Programs like “Take This House & Sell It”, “Designed to Sell”, and others show us that homes need to look their best if they are going to attract and impress buyers. Most people would agree that this is the main function of home staging. However, what many people don’t realize is just how important staging can be for the seller in terms of beginning the sometimes very emotional process of leaving a home.
While some people may be selling an investment property or a fix n’ flip, with no emotional attachment to the place, the majority of sellers are selling their home. Your home is extremely personal to you, and even though it may no longer suit your needs, you can still be heavily emotionally invested in it. It may be the first home you ever purchased, or the home your children were born in. You may be selling an elderly or deceased parent’s home, a home you grew up in. Perhaps you are selling because of a divorce, or moving due to a job transfer. All of these situations can make it difficult for you to see the home as the product it is about to become once it goes on the market.
Without beginning the process of detaching, you will continue to treat the house as if it were still your home. While it may be difficult to remove the things that make this place “you”, it is a necessary part of the process of selling. You may find yourself feeling defensive about your things, reluctant to take down your family pictures or pack up your grandma’s collection of antique tea cups. People have been reduced to tears at the idea of covering up the kids’ growth chart they marked on the kitchen wall. This place was your home, and leaving it is likely to be an emotional event.
It helps to remember that staging the house is not about you. It is not a reflection on your personal style, and it does not have a thing to do with the way you live. It simply means you do not sell a house the same way you live in a home. The main appeal for buyers is walking into a home and being able to imagine themselves living there. This is difficult to do if the house feels too much like it belongs to someone else. It needs to feel homey, comfortable and welcoming, but it should not feel too personal. Remember, you are not selling your tastes, your memories or your life. You are selling a space where someone else can develop those things for themselves.

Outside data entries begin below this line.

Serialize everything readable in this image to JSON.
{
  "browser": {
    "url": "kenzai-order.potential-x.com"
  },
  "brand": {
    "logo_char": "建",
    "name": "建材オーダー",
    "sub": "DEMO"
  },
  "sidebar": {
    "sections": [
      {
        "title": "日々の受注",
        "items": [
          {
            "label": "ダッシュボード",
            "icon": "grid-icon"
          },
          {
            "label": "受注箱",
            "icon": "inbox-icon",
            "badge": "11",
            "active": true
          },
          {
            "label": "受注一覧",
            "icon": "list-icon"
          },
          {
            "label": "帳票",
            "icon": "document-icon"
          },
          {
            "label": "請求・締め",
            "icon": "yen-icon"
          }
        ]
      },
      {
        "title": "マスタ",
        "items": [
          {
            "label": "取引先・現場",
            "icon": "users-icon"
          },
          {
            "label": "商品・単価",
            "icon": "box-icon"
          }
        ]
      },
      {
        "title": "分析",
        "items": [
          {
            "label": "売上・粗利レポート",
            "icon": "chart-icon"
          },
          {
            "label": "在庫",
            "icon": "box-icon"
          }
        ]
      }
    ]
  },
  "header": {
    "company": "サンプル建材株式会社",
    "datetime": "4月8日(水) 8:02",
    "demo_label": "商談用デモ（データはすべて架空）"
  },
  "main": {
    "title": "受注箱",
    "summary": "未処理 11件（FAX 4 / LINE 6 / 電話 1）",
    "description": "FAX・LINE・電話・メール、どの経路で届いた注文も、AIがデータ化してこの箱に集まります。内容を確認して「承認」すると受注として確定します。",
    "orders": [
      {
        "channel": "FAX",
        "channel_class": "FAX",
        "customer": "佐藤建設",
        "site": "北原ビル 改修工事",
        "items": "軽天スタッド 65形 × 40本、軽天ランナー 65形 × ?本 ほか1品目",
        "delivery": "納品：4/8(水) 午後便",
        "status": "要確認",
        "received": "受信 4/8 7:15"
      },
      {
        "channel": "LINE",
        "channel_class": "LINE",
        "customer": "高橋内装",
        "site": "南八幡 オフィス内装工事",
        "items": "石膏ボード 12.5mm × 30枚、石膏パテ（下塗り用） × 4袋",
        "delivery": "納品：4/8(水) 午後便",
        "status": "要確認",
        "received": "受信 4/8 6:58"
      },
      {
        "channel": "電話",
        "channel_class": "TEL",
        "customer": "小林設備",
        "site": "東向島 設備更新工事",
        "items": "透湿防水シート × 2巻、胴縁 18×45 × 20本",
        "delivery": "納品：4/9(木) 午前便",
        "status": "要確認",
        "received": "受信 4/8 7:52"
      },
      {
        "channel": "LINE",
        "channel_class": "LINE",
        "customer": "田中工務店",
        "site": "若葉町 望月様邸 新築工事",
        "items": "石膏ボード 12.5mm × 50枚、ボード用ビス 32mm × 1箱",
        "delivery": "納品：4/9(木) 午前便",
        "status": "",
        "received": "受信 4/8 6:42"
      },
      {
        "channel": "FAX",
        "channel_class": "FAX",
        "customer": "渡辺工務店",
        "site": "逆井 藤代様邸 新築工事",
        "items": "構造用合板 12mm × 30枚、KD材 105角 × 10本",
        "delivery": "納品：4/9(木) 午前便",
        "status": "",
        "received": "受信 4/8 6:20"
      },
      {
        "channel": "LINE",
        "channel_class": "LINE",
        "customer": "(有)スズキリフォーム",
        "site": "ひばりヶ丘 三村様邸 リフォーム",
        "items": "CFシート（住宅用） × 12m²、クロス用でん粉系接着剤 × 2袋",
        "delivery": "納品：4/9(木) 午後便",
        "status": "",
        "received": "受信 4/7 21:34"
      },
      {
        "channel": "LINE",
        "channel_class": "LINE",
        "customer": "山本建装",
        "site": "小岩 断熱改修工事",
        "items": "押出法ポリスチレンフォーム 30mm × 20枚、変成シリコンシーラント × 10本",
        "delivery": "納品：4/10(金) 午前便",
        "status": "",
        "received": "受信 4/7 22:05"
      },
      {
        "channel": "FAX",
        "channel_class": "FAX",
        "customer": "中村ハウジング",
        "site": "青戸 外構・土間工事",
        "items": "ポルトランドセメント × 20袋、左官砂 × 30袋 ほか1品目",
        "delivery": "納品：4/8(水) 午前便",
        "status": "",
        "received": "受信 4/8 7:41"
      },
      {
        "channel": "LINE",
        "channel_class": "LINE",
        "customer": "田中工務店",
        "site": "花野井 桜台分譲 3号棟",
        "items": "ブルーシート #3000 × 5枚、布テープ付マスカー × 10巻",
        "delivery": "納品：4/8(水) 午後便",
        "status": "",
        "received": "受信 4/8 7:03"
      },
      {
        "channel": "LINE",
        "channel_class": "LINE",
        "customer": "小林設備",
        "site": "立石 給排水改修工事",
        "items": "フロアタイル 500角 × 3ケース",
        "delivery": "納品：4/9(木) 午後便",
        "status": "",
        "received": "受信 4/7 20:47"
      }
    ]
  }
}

Staging helps present your house in a way that will market it best, but it also helps move you toward seeing it as a commodity to be marketed. It is an important part of the emotional process of selling. Going through the steps of de-cluttering, packing up your personal collections, taking down family photos, getting rid of the stuff that life has collected over the years, begins to loosen those emotional ties and prepares you to move on to the next place that will become home.